KUWAIT CITY - Thousands of Kuwait's oil workers began an open-ended strike on Sunday to protest plans to cut their wages, action which saw the emirate's crude production plunge.
A spokesman for the Kuwait Oil Co. (KOC) Saad al-Azemi said on Twitter that "average production reached 1.1 million" barrels in Kuwait on Sunday.
Daily production in Kuwait, OPEC's fourth largest producer, is normally around 3.0 million barrels per day.
Azemi also said natural gas production was at 620 million cubic feet, down from Kuwait's daily average of over 1.3 billion cubic feet.
The strike comes as world oil producers gather in Qatar to negotiate an output freeze to boost prices.
"Thousands of workers began their strike," the oil workers union chief Saif al-Qahtani said, adding that production was partially halted without clarifying which sites had been affected.
"Observed since 7:00 am (0400 GMT), this open-ended strike will continue until the workers' demands are met," Qahtani said.
On Saturday, the union turned down an appeal from Kuwait's acting oil minister, Anas al-Saleh, to call off the strike.
Hit by the sharp drop in crude prices on world markets, Kuwait is introducing a new payroll scheme for all public employees and wants to include the country's 20,000 oil workers, which would mean an automatic cut in wages and incentives.
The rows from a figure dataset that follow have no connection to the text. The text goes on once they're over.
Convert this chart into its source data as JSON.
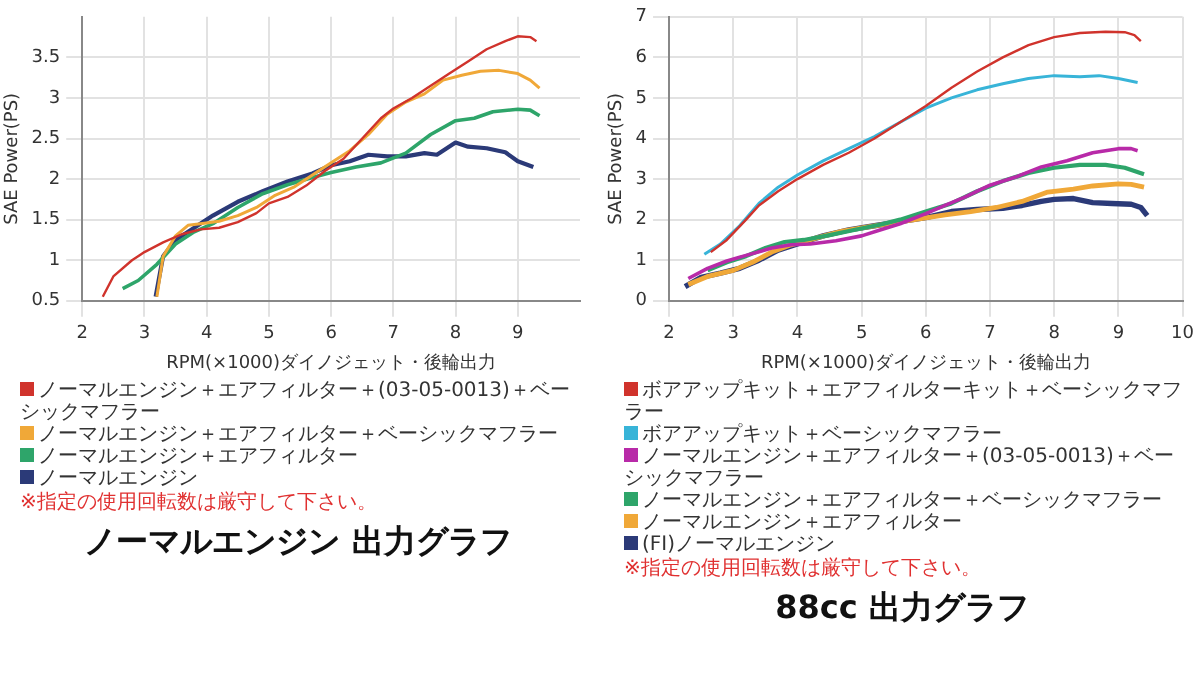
{
  "chart_data": [
    {
      "type": "line",
      "title": "ノーマルエンジン 出力グラフ",
      "xlabel": "RPM(×1000)ダイノジェット・後輪出力",
      "ylabel": "SAE Power(PS)",
      "xlim": [
        2,
        10
      ],
      "xticks": [
        2,
        3,
        4,
        5,
        6,
        7,
        8,
        9
      ],
      "ylim": [
        0.5,
        4.0
      ],
      "yticks": [
        0.5,
        1.0,
        1.5,
        2.0,
        2.5,
        3.0,
        3.5
      ],
      "grid": true,
      "legend": "bottom",
      "marker": "none",
      "line_style": "solid",
      "annotations": [
        "※指定の使用回転数は厳守して下さい。"
      ],
      "series": [
        {
          "name": "ノーマルエンジン＋エアフィルター＋(03-05-0013)＋ベーシックマフラー",
          "color": "#d0332c",
          "x": [
            2.33,
            2.5,
            2.8,
            3.0,
            3.3,
            3.6,
            3.9,
            4.2,
            4.5,
            4.8,
            5.0,
            5.3,
            5.6,
            5.9,
            6.2,
            6.5,
            6.8,
            7.0,
            7.3,
            7.6,
            7.9,
            8.2,
            8.5,
            8.8,
            9.0,
            9.2,
            9.3
          ],
          "values": [
            0.55,
            0.8,
            1.0,
            1.1,
            1.22,
            1.32,
            1.38,
            1.4,
            1.47,
            1.58,
            1.7,
            1.78,
            1.92,
            2.1,
            2.25,
            2.5,
            2.75,
            2.87,
            3.0,
            3.15,
            3.3,
            3.45,
            3.6,
            3.7,
            3.76,
            3.75,
            3.7
          ]
        },
        {
          "name": "ノーマルエンジン＋エアフィルター＋ベーシックマフラー",
          "color": "#f0a838",
          "x": [
            3.2,
            3.3,
            3.5,
            3.7,
            3.9,
            4.2,
            4.5,
            4.8,
            5.1,
            5.4,
            5.7,
            6.0,
            6.3,
            6.6,
            6.9,
            7.2,
            7.5,
            7.8,
            8.1,
            8.4,
            8.7,
            9.0,
            9.2,
            9.35
          ],
          "values": [
            0.55,
            1.05,
            1.3,
            1.43,
            1.45,
            1.48,
            1.55,
            1.65,
            1.8,
            1.9,
            2.05,
            2.2,
            2.35,
            2.55,
            2.8,
            2.95,
            3.05,
            3.22,
            3.28,
            3.33,
            3.34,
            3.3,
            3.22,
            3.12
          ]
        },
        {
          "name": "ノーマルエンジン＋エアフィルター",
          "color": "#2ea56a",
          "x": [
            2.65,
            2.9,
            3.2,
            3.5,
            3.8,
            4.1,
            4.5,
            4.9,
            5.3,
            5.7,
            6.0,
            6.4,
            6.8,
            7.2,
            7.6,
            8.0,
            8.3,
            8.6,
            9.0,
            9.2,
            9.35
          ],
          "values": [
            0.65,
            0.75,
            0.95,
            1.2,
            1.35,
            1.45,
            1.65,
            1.82,
            1.93,
            2.02,
            2.08,
            2.15,
            2.2,
            2.32,
            2.55,
            2.72,
            2.75,
            2.83,
            2.86,
            2.85,
            2.78
          ]
        },
        {
          "name": "ノーマルエンジン",
          "color": "#2b3a78",
          "x": [
            3.18,
            3.3,
            3.5,
            3.8,
            4.1,
            4.5,
            4.9,
            5.3,
            5.7,
            6.0,
            6.3,
            6.6,
            6.9,
            7.2,
            7.5,
            7.7,
            8.0,
            8.2,
            8.5,
            8.8,
            9.0,
            9.25
          ],
          "values": [
            0.55,
            1.05,
            1.25,
            1.4,
            1.55,
            1.72,
            1.85,
            1.97,
            2.07,
            2.17,
            2.22,
            2.3,
            2.28,
            2.28,
            2.32,
            2.3,
            2.45,
            2.4,
            2.38,
            2.33,
            2.22,
            2.15
          ]
        }
      ]
    },
    {
      "type": "line",
      "title": "88cc 出力グラフ",
      "xlabel": "RPM(×1000)ダイノジェット・後輪出力",
      "ylabel": "SAE Power(PS)",
      "xlim": [
        2,
        10
      ],
      "xticks": [
        2,
        3,
        4,
        5,
        6,
        7,
        8,
        9,
        10
      ],
      "ylim": [
        0,
        7
      ],
      "yticks": [
        0,
        1,
        2,
        3,
        4,
        5,
        6,
        7
      ],
      "grid": true,
      "legend": "bottom",
      "marker": "none",
      "line_style": "solid",
      "annotations": [
        "※指定の使用回転数は厳守して下さい。"
      ],
      "series": [
        {
          "name": "ボアアップキット＋エアフィルターキット＋ベーシックマフラー",
          "color": "#d0332c",
          "x": [
            2.65,
            2.9,
            3.2,
            3.4,
            3.7,
            4.0,
            4.4,
            4.8,
            5.2,
            5.6,
            6.0,
            6.4,
            6.8,
            7.2,
            7.6,
            8.0,
            8.4,
            8.8,
            9.1,
            9.25,
            9.35
          ],
          "values": [
            1.2,
            1.5,
            2.0,
            2.35,
            2.7,
            3.0,
            3.35,
            3.65,
            4.0,
            4.4,
            4.8,
            5.25,
            5.65,
            6.0,
            6.3,
            6.5,
            6.6,
            6.63,
            6.62,
            6.55,
            6.4
          ]
        },
        {
          "name": "ボアアップキット＋ベーシックマフラー",
          "color": "#38b4d8",
          "x": [
            2.55,
            2.8,
            3.1,
            3.4,
            3.7,
            4.0,
            4.4,
            4.8,
            5.2,
            5.6,
            6.0,
            6.4,
            6.8,
            7.2,
            7.6,
            8.0,
            8.4,
            8.7,
            9.0,
            9.3
          ],
          "values": [
            1.15,
            1.4,
            1.85,
            2.4,
            2.8,
            3.1,
            3.45,
            3.75,
            4.05,
            4.4,
            4.75,
            5.0,
            5.2,
            5.35,
            5.48,
            5.55,
            5.52,
            5.55,
            5.48,
            5.38
          ]
        },
        {
          "name": "ノーマルエンジン＋エアフィルター＋(03-05-0013)＋ベーシックマフラー",
          "color": "#b82aa8",
          "x": [
            2.3,
            2.6,
            2.9,
            3.2,
            3.6,
            3.9,
            4.2,
            4.6,
            5.0,
            5.3,
            5.6,
            6.0,
            6.3,
            6.6,
            7.0,
            7.4,
            7.8,
            8.2,
            8.6,
            9.0,
            9.2,
            9.3
          ],
          "values": [
            0.55,
            0.8,
            0.98,
            1.12,
            1.3,
            1.38,
            1.4,
            1.48,
            1.6,
            1.75,
            1.9,
            2.15,
            2.35,
            2.55,
            2.85,
            3.05,
            3.3,
            3.45,
            3.65,
            3.75,
            3.75,
            3.7
          ]
        },
        {
          "name": "ノーマルエンジン＋エアフィルター＋ベーシックマフラー",
          "color": "#2ea56a",
          "x": [
            2.6,
            2.9,
            3.2,
            3.5,
            3.8,
            4.1,
            4.5,
            4.9,
            5.3,
            5.6,
            6.0,
            6.4,
            6.8,
            7.2,
            7.6,
            8.0,
            8.4,
            8.8,
            9.1,
            9.4
          ],
          "values": [
            0.75,
            0.95,
            1.1,
            1.3,
            1.45,
            1.5,
            1.62,
            1.75,
            1.88,
            2.0,
            2.2,
            2.4,
            2.7,
            2.95,
            3.15,
            3.28,
            3.35,
            3.35,
            3.28,
            3.12
          ]
        },
        {
          "name": "ノーマルエンジン＋エアフィルター",
          "color": "#f0a838",
          "x": [
            2.3,
            2.6,
            3.0,
            3.3,
            3.6,
            3.9,
            4.3,
            4.7,
            5.1,
            5.5,
            5.9,
            6.3,
            6.7,
            7.1,
            7.5,
            7.9,
            8.3,
            8.6,
            9.0,
            9.2,
            9.4
          ],
          "values": [
            0.4,
            0.6,
            0.75,
            0.95,
            1.2,
            1.38,
            1.55,
            1.72,
            1.82,
            1.92,
            2.02,
            2.12,
            2.2,
            2.3,
            2.45,
            2.68,
            2.75,
            2.83,
            2.88,
            2.87,
            2.8
          ]
        },
        {
          "name": "(FI)ノーマルエンジン",
          "color": "#2b3a78",
          "x": [
            2.25,
            2.5,
            2.8,
            3.1,
            3.4,
            3.7,
            4.0,
            4.4,
            4.8,
            5.2,
            5.6,
            6.0,
            6.4,
            6.8,
            7.2,
            7.5,
            7.8,
            8.0,
            8.3,
            8.6,
            8.9,
            9.2,
            9.35,
            9.45
          ],
          "values": [
            0.35,
            0.58,
            0.68,
            0.8,
            1.0,
            1.25,
            1.4,
            1.6,
            1.75,
            1.85,
            1.95,
            2.05,
            2.2,
            2.25,
            2.28,
            2.35,
            2.45,
            2.5,
            2.52,
            2.42,
            2.4,
            2.38,
            2.3,
            2.1
          ]
        }
      ]
    }
  ]
}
As the strike began, Kuwait Petroleum Corp spokesman Sheikh Talal Khaled al-Sabah said that the national oil conglomerate had activated an "emergency plan" to ensure that local and international markets were not affected by the walkout.
"Export operations are going ahead as planned and (KPC) is capable of responding to major international market demands, based on agreements with clients," he said in a statement published on the KUNA news site.
The plan ensures that all petrol stations will continue to be supplied as well as Kuwait's international airport and companies operating at the facility, he said.
He urged Kuwaitis "not to listen to rumours that the strike has affected the needs of the local market," adding that Kuwait's "reserves of gasoline and petrol derivatives is enough to meet the country's demands for 25 days and strategic reserves could suffice for 31 more days."
KPC had offered to suspend all spending cuts if the union agreed to join a committee to negotiate a settlement but said that workers had boycotted negotiations called for Thursday by the social affairs and labour ministry.
The union is also protesting plans to privatise parts of the oil sector.